INEXPERIENCED BUSH NAMES TEAM OF OLD-TIMERS
  By Bill Press
 
 Get a friend to take you for lunch someday at the Metropolitan Club in Washington,
 two blocks from the White House. I was there once. It's like going to the Wax Museum.
 Tables are filled with the ghosts of Washington. As you survey the silver-haired crowd,
 your mind races with questions: ``Is he still alive? Didn't he used to be somebody?
 Why is he still hanging around Washington?''
 
 Now we know. These old fossils are still hanging around Washington waiting for somebody
 to give them another job. George W. Bush just did. Trolled the Metropolitan Club,
 or someplace like it, to fill his cabinet with has-beens.
 
 Read the list of nominees so far. It's a bunch of Republican retreads. Six of them -- Colin Powell,
 National Security Adviser Condoleezza Rice, Chief of Staff Andrew Card and Agriculture Secretary
 Ann Veneman, Energy Secretary Spencer Abraham and Veterans Affairs Director Anthony Principi
 -- served in the first Bush administration.

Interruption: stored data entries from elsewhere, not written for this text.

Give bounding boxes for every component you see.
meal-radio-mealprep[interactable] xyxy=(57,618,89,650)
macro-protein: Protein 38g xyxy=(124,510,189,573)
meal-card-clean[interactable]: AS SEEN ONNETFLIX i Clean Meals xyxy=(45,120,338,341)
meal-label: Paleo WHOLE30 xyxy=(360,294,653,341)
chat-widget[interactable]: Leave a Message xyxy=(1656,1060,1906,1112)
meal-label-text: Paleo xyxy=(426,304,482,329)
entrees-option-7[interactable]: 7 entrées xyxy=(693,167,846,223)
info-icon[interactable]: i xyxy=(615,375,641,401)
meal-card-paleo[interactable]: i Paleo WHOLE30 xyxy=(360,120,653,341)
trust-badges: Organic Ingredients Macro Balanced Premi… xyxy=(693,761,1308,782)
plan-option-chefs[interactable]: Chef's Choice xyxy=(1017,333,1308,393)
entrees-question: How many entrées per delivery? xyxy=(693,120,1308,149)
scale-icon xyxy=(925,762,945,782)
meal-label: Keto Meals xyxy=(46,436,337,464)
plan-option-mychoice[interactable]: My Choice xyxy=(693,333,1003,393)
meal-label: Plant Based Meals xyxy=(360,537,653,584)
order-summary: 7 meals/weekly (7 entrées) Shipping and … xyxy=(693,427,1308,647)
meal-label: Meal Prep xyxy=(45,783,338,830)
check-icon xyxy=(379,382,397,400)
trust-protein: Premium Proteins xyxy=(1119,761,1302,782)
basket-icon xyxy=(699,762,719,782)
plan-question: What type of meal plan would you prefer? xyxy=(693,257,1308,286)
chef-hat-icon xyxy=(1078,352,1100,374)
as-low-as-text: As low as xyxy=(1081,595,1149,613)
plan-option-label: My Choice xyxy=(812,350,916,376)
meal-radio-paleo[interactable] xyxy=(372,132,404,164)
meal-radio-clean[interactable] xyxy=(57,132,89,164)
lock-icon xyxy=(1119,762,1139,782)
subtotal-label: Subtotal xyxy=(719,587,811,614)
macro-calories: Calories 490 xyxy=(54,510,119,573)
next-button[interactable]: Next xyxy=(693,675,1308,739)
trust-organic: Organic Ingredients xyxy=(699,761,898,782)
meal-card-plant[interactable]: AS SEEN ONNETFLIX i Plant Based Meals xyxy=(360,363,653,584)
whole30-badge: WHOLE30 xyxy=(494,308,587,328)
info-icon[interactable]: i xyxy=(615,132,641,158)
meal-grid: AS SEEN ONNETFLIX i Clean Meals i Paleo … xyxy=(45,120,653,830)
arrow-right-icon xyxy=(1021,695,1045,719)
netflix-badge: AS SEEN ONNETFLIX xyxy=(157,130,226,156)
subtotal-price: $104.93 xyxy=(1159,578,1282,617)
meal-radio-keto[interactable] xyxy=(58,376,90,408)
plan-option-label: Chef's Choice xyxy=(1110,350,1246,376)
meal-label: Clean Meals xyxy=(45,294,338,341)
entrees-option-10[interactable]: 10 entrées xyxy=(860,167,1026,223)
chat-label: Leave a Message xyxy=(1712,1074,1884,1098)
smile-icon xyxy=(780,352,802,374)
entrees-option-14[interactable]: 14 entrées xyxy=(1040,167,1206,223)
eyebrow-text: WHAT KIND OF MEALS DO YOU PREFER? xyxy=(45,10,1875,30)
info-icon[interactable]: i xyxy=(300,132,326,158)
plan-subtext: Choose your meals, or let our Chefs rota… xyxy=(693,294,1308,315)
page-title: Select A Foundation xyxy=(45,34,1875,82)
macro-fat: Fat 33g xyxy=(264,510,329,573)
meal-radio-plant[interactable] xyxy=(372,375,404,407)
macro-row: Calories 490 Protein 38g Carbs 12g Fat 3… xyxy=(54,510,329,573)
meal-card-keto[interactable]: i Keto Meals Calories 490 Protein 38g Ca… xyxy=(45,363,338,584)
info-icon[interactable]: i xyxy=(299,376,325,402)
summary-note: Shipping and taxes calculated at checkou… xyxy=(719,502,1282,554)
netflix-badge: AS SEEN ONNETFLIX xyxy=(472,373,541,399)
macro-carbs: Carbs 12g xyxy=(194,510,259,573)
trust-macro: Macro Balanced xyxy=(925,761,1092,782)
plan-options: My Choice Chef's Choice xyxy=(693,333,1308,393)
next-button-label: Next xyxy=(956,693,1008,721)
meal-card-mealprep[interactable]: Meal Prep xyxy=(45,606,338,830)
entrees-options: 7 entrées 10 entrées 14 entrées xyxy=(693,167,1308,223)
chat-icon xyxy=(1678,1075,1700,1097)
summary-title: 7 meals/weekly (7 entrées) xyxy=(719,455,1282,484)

 Four of them -- Powell, Defense Secretary Donald Rumsfeld, Labor Secretary Linda Chavez and
 Interior Secretary Gale Norton -- were in the Reagan White House. Four men --  Powell, Rumsfeld,
 Dick Cheney and Treasury Secretary Paul O'Neill -- worked for President Ford.
 Rumsfeld's presidential pedigree even goes back to President Nixon. The only one missing from this
 list of ancient Republicans is Henry Kissinger!
 
 We've seen this movie before. It's called ``Back to the Future.''
 
 How ironic. Bush campaigned as a Washington outsider, then fills his cabinet with Washington insiders.
 Clearly, Bush had to pick a couple of grown-ups to make up for his own lack of experience.
 But there's a danger in choosing so many political graybeards.
 
 First, it's not what people want. As confusing as the 2000 presidential campaign was, one thing was clear:
 Americans were voting for the first presidency of the new millennium, not for a rerun of failed attempts of the old.
 If we wanted a repeat of the old Bush administration, we would have elected George H., not George W.
 
 Plus, it's not that they all did such a great job the first time around. Colin Powell originally opposed Desert Storm,
 then ended it by leaving Saddam Hussein in power. Gale Norton worked as deputy to James Watt, perhaps
 the most inept Interior Secretary in history. Why do either of them deserve another time at bat?
 
 But the most important reason for not looking backward in making so many appointments is: The world has
 changed since these folks last put on their government knickers. Big time, as Dick Cheney would say.
 
 This is especially so in the case of Don Rumsfeld. True, he served as secretary of Defense under Ford.
 Did a good job, too. But that was 26 years ago: back when there was still a Soviet Union, America was
 still fighting the Cold War and George Bush was still in his reckless 20s. Before we had to deal with
 government-sponsored terrorism, threats of chemical warfare and regional conflicts in Somalia, Bosnia,
 Kosovo, East Timor and Rwanda. Today's changed times demand a new way of looking at defense
 strategy, spending and capability. Yesterday's ideas and leaders no longer fit.
 
 Bush's reliance on the past is particularly surprising, given the number of young leaders in the Republican party.
 Bill Paxon, Susan Molinari, Rick Lazio, Vin Weber and John Kasich are talented and respected former
 members of Congress who would be a credit to any administration. J.C. Watts, Steve Largent, John Sununu,
 Lindsay Graham, Chris Cox and Vito Fossella are current members who might have been persuaded to
 leave Congress for a Cabinet post.
 
 In short, there is no lack of new leaders and new ideas in the Republican party.
 But new leaders and new ideas are sadly lacking in the Bush administration.
 
 The only saving grace about Bush's collection of old-timers is: At least he will always have adult supervision.
 
 Indeed, the very thought of George W. alone in the Oval Office is scary. But now we don't have to worry.
 Whether it's Dick Cheney or Colin Powell or Don Rumsfeld, one of the grown-ups will always be there,
 to make sure he doesn't push the wrong button.